The use of lasers in semiconductor fabrication

Ever-shrinking structural sizes and high integration densities characterize today's semiconductor industry.
The tools for processing semiconductor materials and dielectrics have to keep up with this development.
High-precision lasers work without contact and can be used for drilling, cutting and the ablation of thin layers.

Edge of a silicon wafer a thickness of 300 μm cut with a high average power picosecond laser of the TruMicro Series 5000. No chipping and heat affected zone can be detected.
Edge of a silicon wafer a thickness of 300 μm cut with a high average power picosecond laser of the TruMicro Series 5000. No chipping and heat affected zone can be detected.

The separation of chips on a silicon wafer with mechanical saws is increasingly difficult with wafers becoming ever thinner.

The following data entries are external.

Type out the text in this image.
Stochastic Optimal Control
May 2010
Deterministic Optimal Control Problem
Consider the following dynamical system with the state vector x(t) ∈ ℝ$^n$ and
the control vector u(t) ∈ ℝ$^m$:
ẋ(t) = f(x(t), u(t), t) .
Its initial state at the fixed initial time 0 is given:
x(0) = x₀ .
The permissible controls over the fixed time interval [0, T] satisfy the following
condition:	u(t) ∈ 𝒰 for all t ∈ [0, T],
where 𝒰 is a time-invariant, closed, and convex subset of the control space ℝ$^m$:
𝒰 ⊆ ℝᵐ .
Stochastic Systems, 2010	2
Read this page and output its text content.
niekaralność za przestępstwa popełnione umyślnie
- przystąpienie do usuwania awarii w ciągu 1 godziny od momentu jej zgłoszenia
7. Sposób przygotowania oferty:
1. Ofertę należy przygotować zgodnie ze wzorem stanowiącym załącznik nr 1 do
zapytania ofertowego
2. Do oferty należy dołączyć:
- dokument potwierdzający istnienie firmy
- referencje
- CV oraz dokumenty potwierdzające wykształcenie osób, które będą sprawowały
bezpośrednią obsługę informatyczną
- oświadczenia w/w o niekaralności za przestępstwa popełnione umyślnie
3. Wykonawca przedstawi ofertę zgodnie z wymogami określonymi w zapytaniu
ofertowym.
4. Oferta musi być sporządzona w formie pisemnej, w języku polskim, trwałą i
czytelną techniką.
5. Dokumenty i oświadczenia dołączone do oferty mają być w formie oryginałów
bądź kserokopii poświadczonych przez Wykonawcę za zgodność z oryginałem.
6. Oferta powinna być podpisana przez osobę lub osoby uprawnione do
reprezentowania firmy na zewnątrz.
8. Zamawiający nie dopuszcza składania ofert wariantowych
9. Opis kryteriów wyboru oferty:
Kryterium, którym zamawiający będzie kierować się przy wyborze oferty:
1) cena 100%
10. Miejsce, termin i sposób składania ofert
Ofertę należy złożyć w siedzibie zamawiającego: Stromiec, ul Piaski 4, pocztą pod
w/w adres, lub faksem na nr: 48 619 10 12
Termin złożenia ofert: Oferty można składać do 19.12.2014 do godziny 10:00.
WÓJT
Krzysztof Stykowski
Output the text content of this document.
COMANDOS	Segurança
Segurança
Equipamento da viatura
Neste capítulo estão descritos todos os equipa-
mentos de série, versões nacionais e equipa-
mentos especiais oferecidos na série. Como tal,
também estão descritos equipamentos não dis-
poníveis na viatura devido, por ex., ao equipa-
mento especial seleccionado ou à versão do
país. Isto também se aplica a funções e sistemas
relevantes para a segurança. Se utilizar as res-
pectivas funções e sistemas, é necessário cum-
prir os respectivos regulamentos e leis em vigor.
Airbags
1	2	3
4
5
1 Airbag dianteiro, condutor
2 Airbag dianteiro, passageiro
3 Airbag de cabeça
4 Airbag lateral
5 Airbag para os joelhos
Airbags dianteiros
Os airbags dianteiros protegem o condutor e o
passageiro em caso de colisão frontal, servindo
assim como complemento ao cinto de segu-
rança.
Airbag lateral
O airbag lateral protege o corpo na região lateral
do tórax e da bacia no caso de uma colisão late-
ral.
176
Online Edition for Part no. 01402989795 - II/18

The TruMicro 5250 microprocessing laser, on the other hand, separates chips in a contact-free manner and with no material loss at the edges of the cut. In Figure X, you can see the cutting of a silicon wafer. The high edge quality yields a higher resistance to breakage.

This significantly reduces production rejects, saving production costs.

As structure sizes get smaller, and integrated devices such as transistors get closer together, insulating dielectrics need to get thinner as well. These thin inter-level dielectrics cause capacitive losses proportional to their dielectric constant k. Silicon dioxide is the material that is commonly used, and has a relatively high dielectric constant of k=4. Using materials with the same thickness but a lower dielectric constant (“low-k materials”) results in higher chip performance with less power consumption compared to silicon oxide.
The low-k materials are typically more brittle and have a lower adhesion than silicon
dioxide. For the wafer dicing process, this increases the risk of chipping and delamination
of the low-k layers when using a blade saw. Using ultrashort pulsed lasers permits high speed and high quality scribing of these low-k layers without the drawbacks of a mechanical treatment. This low-k scribing can either be combined with a subsequent full laser wafer cut or with dicing by blade saw.

The latest trends in packaging try to accommodate Moore's Law by going in the z direction.
This expansion means stacking two or more dies to reach higher performance per chip area. One way to connect two or more dies is by making short, direct connections through the silicon substrate of each die. For this purpose, blind holes, reffered to as "Through Silicon Vias" (TSVs), are drilled into the silicon. The use of the TruMicro Series 5000 allows the production of TSVs with no heat-affected zone. For these lasers, only a combination of sufficiently high pulse energy combined with a high pulse repetition rate on the order of 200 to 500 Kilohertz results in high throughput.